「砦なきもの」/野沢尚(講談社)

 以前紹介した「破線のマリス」の作者による「四年後の『破線のマリス』」とも言うべき作品。
 主人公は「破線のマリス」にも登場した赤松君。女性編集者・遠藤瑤子の元で働いていた彼です。
 遠藤瑤子の事件(1997年)以後も首都テレビの夜のニュース番組「ナイン・トゥ・テン」は続いていた。そこへかかってくる一本の電話…「私は今夜殺されます」。名も明かさぬ女性との20分ほどのやりとりからただならぬものを感じながら、何も出来ないまま刻々と過ぎてゆく時間。
 やがて彼女の予告どおり、彼女の住所が記されたファックスがテレビ局に送られてくる…それは彼女が殺されてしまったという重い事実だった。

 1997年、1998年、1999年…そして2001年と別々の事件が語られているのですが、メインは最後の年の事件。
 夜の繁華街を我が物顔で闊歩していた一人の女子高生。彼女が女子高生売春グループの元締めであるとの情報を得た取材班は、彼女の指示に従い愛人契約を結んだという男性にインタビューをする。
 その直後首吊り自殺をした女子高校生…彼女の恋人であったと名乗り出たその男は、首都テレビのライバル局に出演し、首都テレビと「ナイン・トゥ・テン」を激しく糾弾し、たちまち若者たちのカリスマになってゆく。
 「ナイン・トゥ・テン」メインキャスター長坂文雄は、赤松とともに八尋樹一郎の過去や生い立ちを洗い出し、八尋の素顔に迫ってゆくのだが…。

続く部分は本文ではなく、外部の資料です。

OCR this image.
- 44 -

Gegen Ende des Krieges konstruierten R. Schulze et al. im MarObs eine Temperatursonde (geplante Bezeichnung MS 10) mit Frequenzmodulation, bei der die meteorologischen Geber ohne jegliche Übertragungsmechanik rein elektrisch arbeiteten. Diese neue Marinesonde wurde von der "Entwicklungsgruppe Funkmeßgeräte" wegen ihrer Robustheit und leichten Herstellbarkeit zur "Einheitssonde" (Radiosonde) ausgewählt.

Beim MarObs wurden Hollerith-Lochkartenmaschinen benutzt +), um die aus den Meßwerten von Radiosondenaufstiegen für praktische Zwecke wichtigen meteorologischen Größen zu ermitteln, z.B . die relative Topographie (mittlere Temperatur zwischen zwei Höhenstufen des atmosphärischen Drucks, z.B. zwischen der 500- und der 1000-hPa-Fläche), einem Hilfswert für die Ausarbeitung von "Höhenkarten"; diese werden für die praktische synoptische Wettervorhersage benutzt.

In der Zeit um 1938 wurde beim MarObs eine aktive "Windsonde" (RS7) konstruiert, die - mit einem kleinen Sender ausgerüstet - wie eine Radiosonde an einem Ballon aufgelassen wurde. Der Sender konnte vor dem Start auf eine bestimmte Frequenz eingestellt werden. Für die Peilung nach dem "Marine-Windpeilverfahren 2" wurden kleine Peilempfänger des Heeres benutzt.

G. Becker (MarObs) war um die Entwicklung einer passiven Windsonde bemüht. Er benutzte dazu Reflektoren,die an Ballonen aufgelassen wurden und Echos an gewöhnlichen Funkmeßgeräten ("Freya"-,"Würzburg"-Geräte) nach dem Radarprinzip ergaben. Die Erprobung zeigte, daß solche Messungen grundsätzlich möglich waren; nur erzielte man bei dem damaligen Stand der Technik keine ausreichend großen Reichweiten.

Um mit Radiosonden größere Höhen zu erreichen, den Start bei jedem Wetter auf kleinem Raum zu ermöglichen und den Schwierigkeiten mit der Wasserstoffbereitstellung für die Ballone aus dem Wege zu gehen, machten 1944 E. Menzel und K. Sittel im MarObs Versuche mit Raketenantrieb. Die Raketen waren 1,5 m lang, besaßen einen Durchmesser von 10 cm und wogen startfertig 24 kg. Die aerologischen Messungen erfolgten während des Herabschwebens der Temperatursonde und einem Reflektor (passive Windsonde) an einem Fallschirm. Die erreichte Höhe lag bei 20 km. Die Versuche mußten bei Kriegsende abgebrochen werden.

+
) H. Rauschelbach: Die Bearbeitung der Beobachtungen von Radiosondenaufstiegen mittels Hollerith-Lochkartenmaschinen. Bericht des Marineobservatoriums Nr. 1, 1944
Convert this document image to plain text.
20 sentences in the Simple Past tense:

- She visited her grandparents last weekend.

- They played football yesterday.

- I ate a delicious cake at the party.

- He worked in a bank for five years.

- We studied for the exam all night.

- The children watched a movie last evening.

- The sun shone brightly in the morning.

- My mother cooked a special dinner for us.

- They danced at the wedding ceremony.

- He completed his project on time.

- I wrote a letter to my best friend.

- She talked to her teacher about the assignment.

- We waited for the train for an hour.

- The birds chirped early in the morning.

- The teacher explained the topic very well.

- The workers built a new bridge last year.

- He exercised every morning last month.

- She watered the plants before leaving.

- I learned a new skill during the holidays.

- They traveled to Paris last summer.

 テレビドラマの脚本なども多く手がけただけあって、テレビ局の内情などが実に緻密。野沢氏ならでは作品です。
 これ、たしか役所浩司と妻夫木聡出演でテレビ朝日のドラマになっていましたよね? 私見ていないので確実なことはいえないのですが…キャスト見たら、赤松がいないんですよね(泣)。

 野沢氏は2004年6月28日自殺なされましたが…もっともっと多くの作品を残していただきたい作家さんでありました。